Bei einem Rundgang durch das Rathenower Stadtzentrum anlässlich der ersten Lockerungen von coronabedingten Anordnungen hat sich der Landtagsabgeordnete Christian Görke (Die Linke) am Mittwoch bei verschiedenen Gewerbetreibenden und Einzelhändlern über ihre konkrete Situation in der Corona-Krise informiert.

Als Fazit seiner Gespräche regte er weitere Entlastungen für die Rathenower Gewerbetreibenden an. Konkret sagte er: „Es wäre eine spürbare Entlastung für Gewerbetreibende, wenn ihnen die Miete nicht nur gestundet, sondern die Monatsmiete für April gänzlich erlassen werden könnte.“

Deshalb appelliere er an die Stadt Rathenow und die Kommunale Wohnungsbaugesellschaft Rathenow (KWR) als 100prozentiges kommunales Unternehmen, den Rathenower Gewerbetreibenden und Einzelhändlern, die aufgrund der Eindämmungsverordnung ihre Läden schließen mussten, eine Monatsmiete gänzlich zu erlassen.

Katja Poschmann (SPD): Bund und Land helfen Mietern bereits. Quelle: Joachim Wilisch

Das wäre, so der Landtagsabgeordnete, eine wirksame Hilfe für die Gewerbetreibenden, die von der angeordneten fünfwöchigen Zwangsschließung am härtesten betroffen sind. Gestundete Mietrückstände müssen später ausgeglichen werden. Dazu seien aber gerade Klein- und Familienunternehmen auch in absehbarer Zeit aufgrund der Folgen der Corona-Pandemie nicht in der Lage.

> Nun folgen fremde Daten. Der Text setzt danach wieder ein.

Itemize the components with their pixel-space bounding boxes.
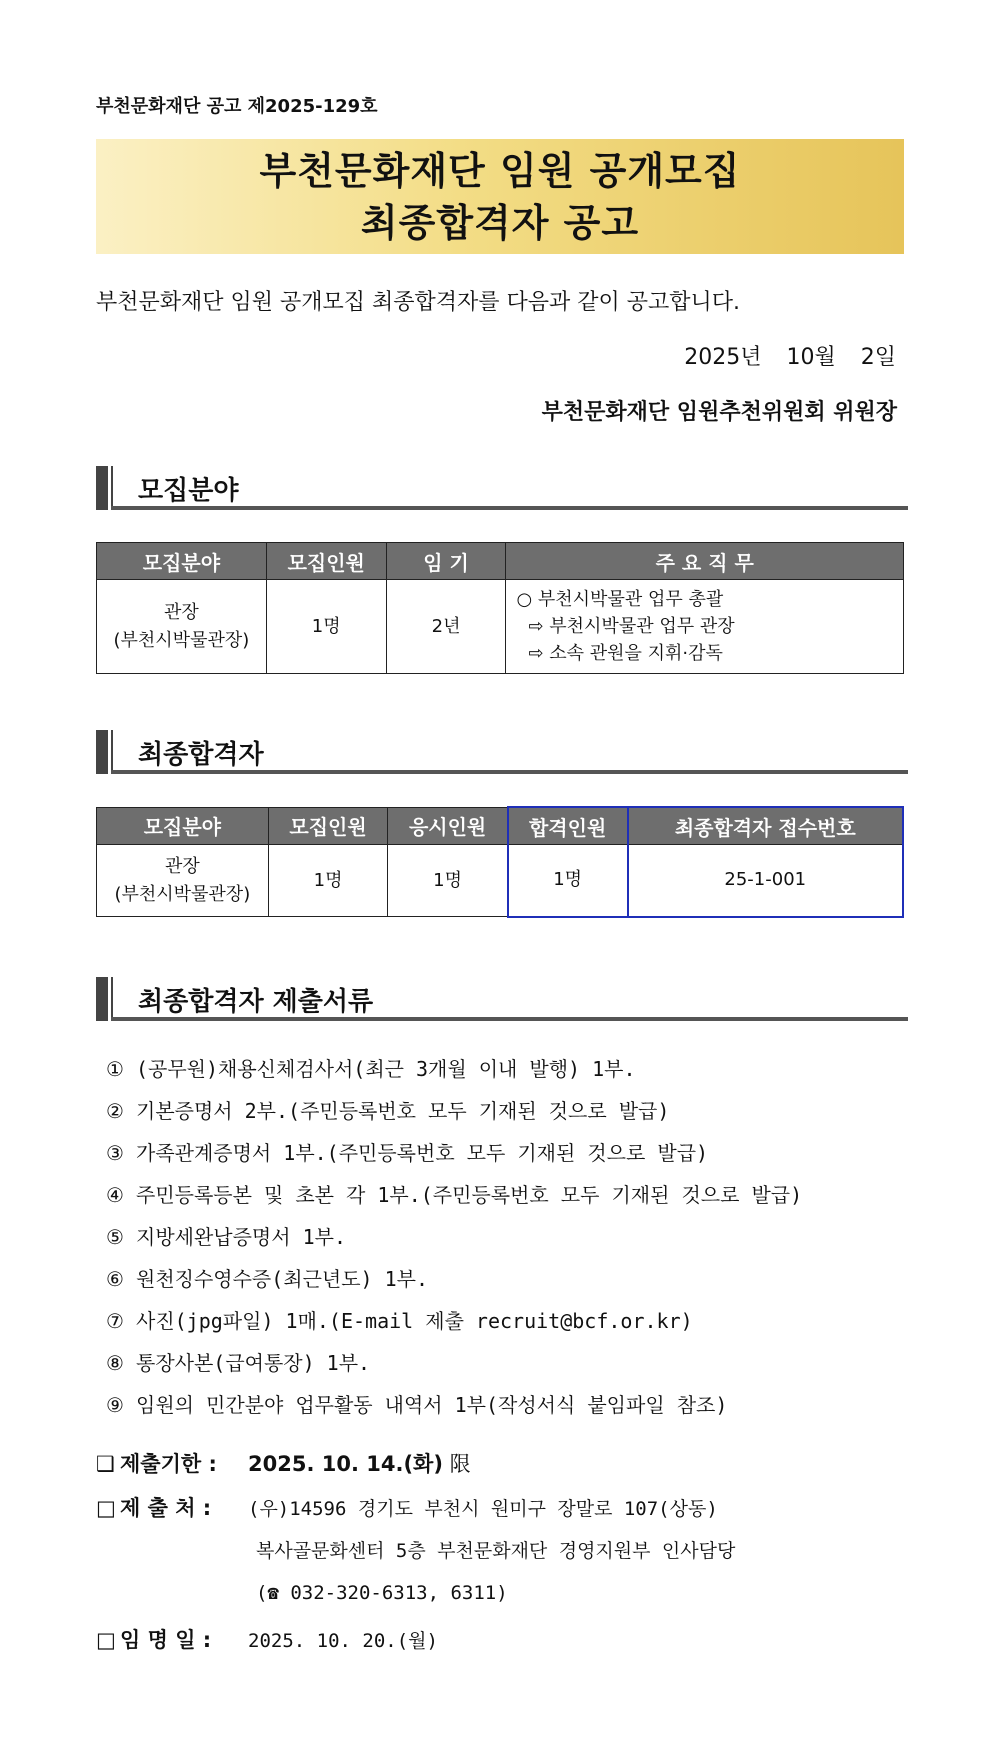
field-cell [97,845,269,917]
header-cell: 주 요 직 무 [506,543,904,580]
item-text: 임원의 민간분야 업무활동 내역서 1부(작성서식 붙임파일 참조) [136,1393,728,1417]
section-title: 최종합격자 [138,740,264,770]
deadline-suffix: 限 [442,1452,471,1476]
item-number: ⑧ [106,1351,124,1375]
list-item [106,1384,802,1426]
list-item [106,1090,802,1132]
list-item [106,1048,802,1090]
field-name: 관장 [164,855,200,877]
appointment-date: 2025. 10. 20.(월) [248,1630,438,1652]
field-subname: (부천시박물관장) [113,629,250,651]
duty-item: ○ 부천시박물관 업무 총괄 [516,589,724,610]
recruitment-table [96,542,904,674]
document-list [106,1048,802,1426]
notice-date: 2025년 10월 2일 [684,345,896,370]
item-number: ② [106,1099,124,1123]
item-number: ⑨ [106,1393,124,1417]
submit-to-line [96,1492,718,1522]
header-cell: 모집분야 [97,543,267,580]
table-header-row [97,543,904,580]
list-item [106,1342,802,1384]
deadline-value: 2025. 10. 14.(화) [248,1452,443,1476]
field-subname: (부천시박물관장) [114,883,251,905]
appointment-label: 임 명 일 : [120,1628,212,1652]
notice-number: 부천문화재단 공고 제2025-129호 [96,96,378,117]
section-heading-recruitment [96,466,908,510]
item-number: ③ [106,1141,124,1165]
item-number: ④ [106,1183,124,1207]
submit-phone: (☎ 032-320-6313, 6311) [256,1582,508,1604]
header-cell: 응시인원 [388,807,508,845]
checkbox-icon: □ [96,1496,116,1520]
header-cell: 합격인원 [508,807,628,845]
item-number: ① [106,1057,124,1081]
receipt-number-cell: 25-1-001 [628,845,903,917]
header-cell: 모집인원 [268,807,388,845]
list-item [106,1258,802,1300]
submit-address-line-2: 복사골문화센터 5층 부천문화재단 경영지원부 인사담당 [256,1540,736,1562]
list-item [106,1132,802,1174]
header-cell: 모집분야 [97,807,269,845]
header-cell: 임 기 [386,543,506,580]
intro-text: 부천문화재단 임원 공개모집 최종합격자를 다음과 같이 공고합니다. [96,290,741,315]
item-text: 가족관계증명서 1부.(주민등록번호 모두 기재된 것으로 발급) [136,1141,709,1165]
checkbox-icon: □ [96,1628,116,1652]
item-text: (공무원)채용신체검사서(최근 3개월 이내 발행) 1부. [136,1057,636,1081]
list-item [106,1300,802,1342]
table-row [97,845,904,917]
item-text: 주민등록등본 및 초본 각 1부.(주민등록번호 모두 기재된 것으로 발급) [136,1183,803,1207]
table-row [97,580,904,674]
passed-count-cell: 1명 [508,845,628,917]
item-text: 원천징수영수증(최근년도) 1부. [136,1267,429,1291]
duty-item: ⇨ 부천시박물관 업무 관장 [528,616,735,637]
item-text: 통장사본(급여통장) 1부. [136,1351,371,1375]
list-item [106,1174,802,1216]
title-banner [96,139,904,254]
duties-cell [506,580,904,674]
item-text: 기본증명서 2부.(주민등록번호 모두 기재된 것으로 발급) [136,1099,670,1123]
field-cell [97,580,267,674]
deadline-label: 제출기한 : [120,1452,217,1476]
count-cell: 1명 [266,580,386,674]
submit-address-line-2-row [256,1536,735,1563]
checkbox-icon: ❑ [96,1452,115,1476]
deadline-line [96,1448,471,1478]
title-line-1: 부천문화재단 임원 공개모집 [259,148,741,193]
item-number: ⑥ [106,1267,124,1291]
applicant-count-cell: 1명 [388,845,508,917]
item-number: ⑦ [106,1309,124,1333]
submit-phone-row [256,1580,508,1604]
term-cell: 2년 [386,580,506,674]
item-text: 지방세완납증명서 1부. [136,1225,347,1249]
item-text: 사진(jpg파일) 1매.(E-mail 제출 recruit@bcf.or.kr) [136,1309,693,1333]
appointment-line [96,1624,438,1654]
final-passers-table [96,806,904,918]
header-cell: 모집인원 [266,543,386,580]
section-title: 최종합격자 제출서류 [138,987,374,1017]
submit-to-label: 제 출 처 : [120,1496,212,1520]
section-title: 모집분야 [138,476,239,506]
header-cell: 최종합격자 접수번호 [628,807,903,845]
section-heading-final-passers [96,730,908,774]
section-heading-documents [96,977,908,1021]
table-header-row [97,807,904,845]
signer: 부천문화재단 임원추천위원회 위원장 [541,400,897,425]
field-name: 관장 [164,601,199,623]
recruit-count-cell: 1명 [268,845,388,917]
title-line-2: 최종합격자 공고 [360,200,640,245]
duty-item: ⇨ 소속 관원을 지휘·감독 [528,643,723,664]
submit-address-line-1: (우)14596 경기도 부천시 원미구 장말로 107(상동) [248,1498,718,1520]
item-number: ⑤ [106,1225,124,1249]
list-item [106,1216,802,1258]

Grundsätzlich sind auch Gewerbetreibende geschützt: Kündigungen wegen Mietausfällen infolge der Corona-Krise sind auf zwei Jahre untersagt. Darauf wies an anderer Stelle noch einmal Görkes Landtagskollegin, Katja Poschmann (SPD) hin. „Das hilft zum Beispiel Menschen, die in Kurzarbeit gehen mussten oder deren Einnahmen aus anderen Gründen durch die Pandemie geringer oder ganz entfallen sind“, so Poschmann. Zahlungsrückstände bei der Miete oder Pacht können bis Juni 2022 beglichen werden.

Görke hingegen: „Mit dem Verzicht auf eine Monatsmiete kann die KWR als städtisches Unternehmen einen wichtigen Beitrag leisten, um ihre Gewerbemieter zu entlasten und die Angebotsbreite der Ladengeschäfte in der Rathenower Innenstadt zu erhalten“, so der Landtagsabgeordnete.

Ob er diesbezüglich direkt mit der Kommunalen Wohnungsbaugesellschaft und deren Geschäftsführung bereits Kontakt aufgenommen hat oder ob er sich in der Sache bereits direkt an die Rathenower Stadtverwaltung gewendet hat, ließ Görke allerdings nicht wissen.